Dear Ram,
You say my understanding of how one
reaches the mountain doesn’t allow you to see what I am getting at." OK. I
can accept that, but please explain what you are getting at?
Ram:
As far as your statement about how one reaches the mountain, I'm saying
that you are the mountain. You cannot
reach it because it is you. So if you
feel that you are not 'there' then you need to know what the mountain is. When you understand what the mountain is you
will see that it is you and you will no longer have to reach it. From what I gather you seem to think that
you are Mandy and the mountain is someone or something else. Is this true? .
If you are the mountain and you
don't know it then the only thing left is to get the knowledge of the
mountain. The traditional teachings say
that you are the mountain. So if you
have a different view, how do you reconcile it with the experience of hundreds
of thousands of realized souls - experience that has crystalized
in the form of the scripture? If this is
a non-dual reality as the scriptures say, then how can there be a 'you' and a
'mountain?'
So I'm confused about who you
are. Over the last couple of years I've
patiently tried to get a handle on what or who you actually think you are and I
must say that I'm still in the dark.
Your self idea seems to be based solely on personal experience. There's nothing 'wrong' with that, but when I
come up with something from my personal experience, I don't just accept it as
truth or fact. First,
because experience is very fickle and unreliable, not to mention contradictory. And secondly, because I may very possibly be
drawing incorrect conclusions about who I am from
it. What I do is check traditional
sources and see if it jibes with them.
If it does I know I am on the right track. If not, I look more closely into my
experience and the conclusions I've drawn to see if I could be wrong. You've said several times that people don't
understand you. If your experience does
not intersect with universal experience, how can anyone understand and
appreciate it...unless they just happen to have had the same experience and
come to a similar conclusion about it?
In fact, if self knowledge is based solely personal experience, how can
you understand your self? Perhaps the confusion you feel about what to
do and how to do it comes from trying to create a 'you' out of many disparate
feelings and experiences. Scripture says
we are a partless whole. I take this to mean that we are not a somebody abstracted from many disparate experiences, but
are something that precedes and transcends our experience, something that
apparently suffers and enjoys experience, but is unchanged by it. If I'm somebody subject to change by
experience, then I have to continually update my sense of self based on what
has just happened. I was person x
yesterday, now I'm person y, and tomorrow I'm going to be person z. This, as you can see, could cause a lot of
confusion.
The idea I have been trying to
communicate is that you are not a personal somebody. Because you have not responded to this idea I
have to assume that you do not see yourself in this way and deal with you as
the person you purport to be. The
problem with this is that sometimes you are one person and sometimes
another. If you are always changing, how
can you deal with yourself? How can
someone else relate to you? In a
relationship with oneself or others there has to be a solid understanding
between the two parties, a basis of communication and something they can both
refer to when conflict and confusion arises.

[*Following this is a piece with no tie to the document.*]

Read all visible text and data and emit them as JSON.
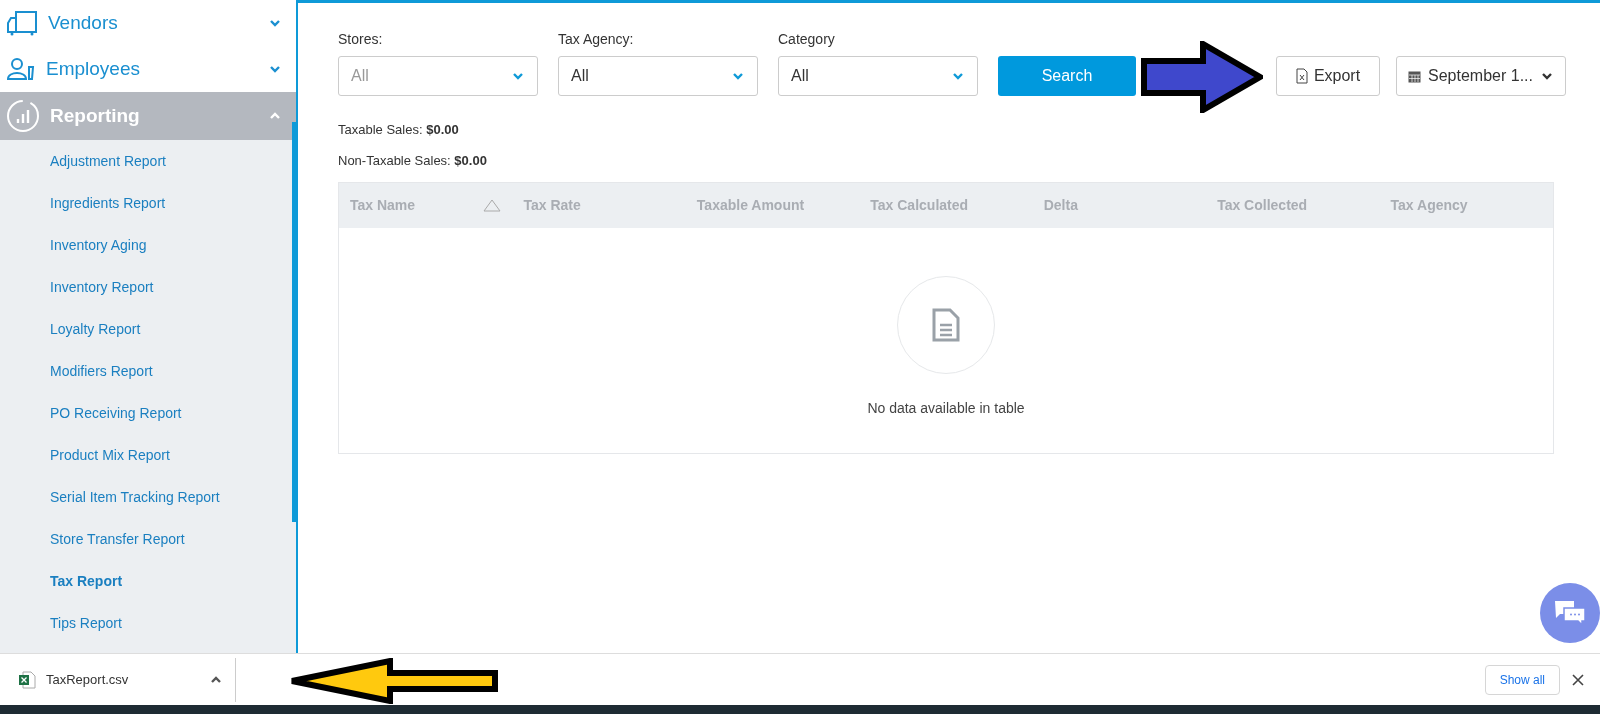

If each person has a completely unique personal view of his or herself
and life, then that person is going to find his or herself in conflict or
worse, irrelevant, to world around. And
so relationship and learning, growing, etc. will not happen. And the person will feel isolated and
lonely. Nobody wants this. If there are two yous,
a 'higher' and a lower, particular and universal, the same applies. If you are cut off from essential part of
yourself, it does not feel good.
I'd like to know you. I'd like us to have an understanding and
build a relationship. I've tried over
and over to provide the basis of a relationship by engaging you on the level of
spiritual ideas and I don't feel that anything solid has come of it. In most of my relationships there is a
noticeable trend, a movement toward the same goal, something that provides the
basis of a good friendship, something that one can build on and work together
on. But this one has been very frustrating from my point of view. I don’t know where to go with it so I will
leave it up to you. I hope you won’t be
insulted by this frank admission but probably you will so I will apologize in advance
for hurting your feelings and await your reply…if any.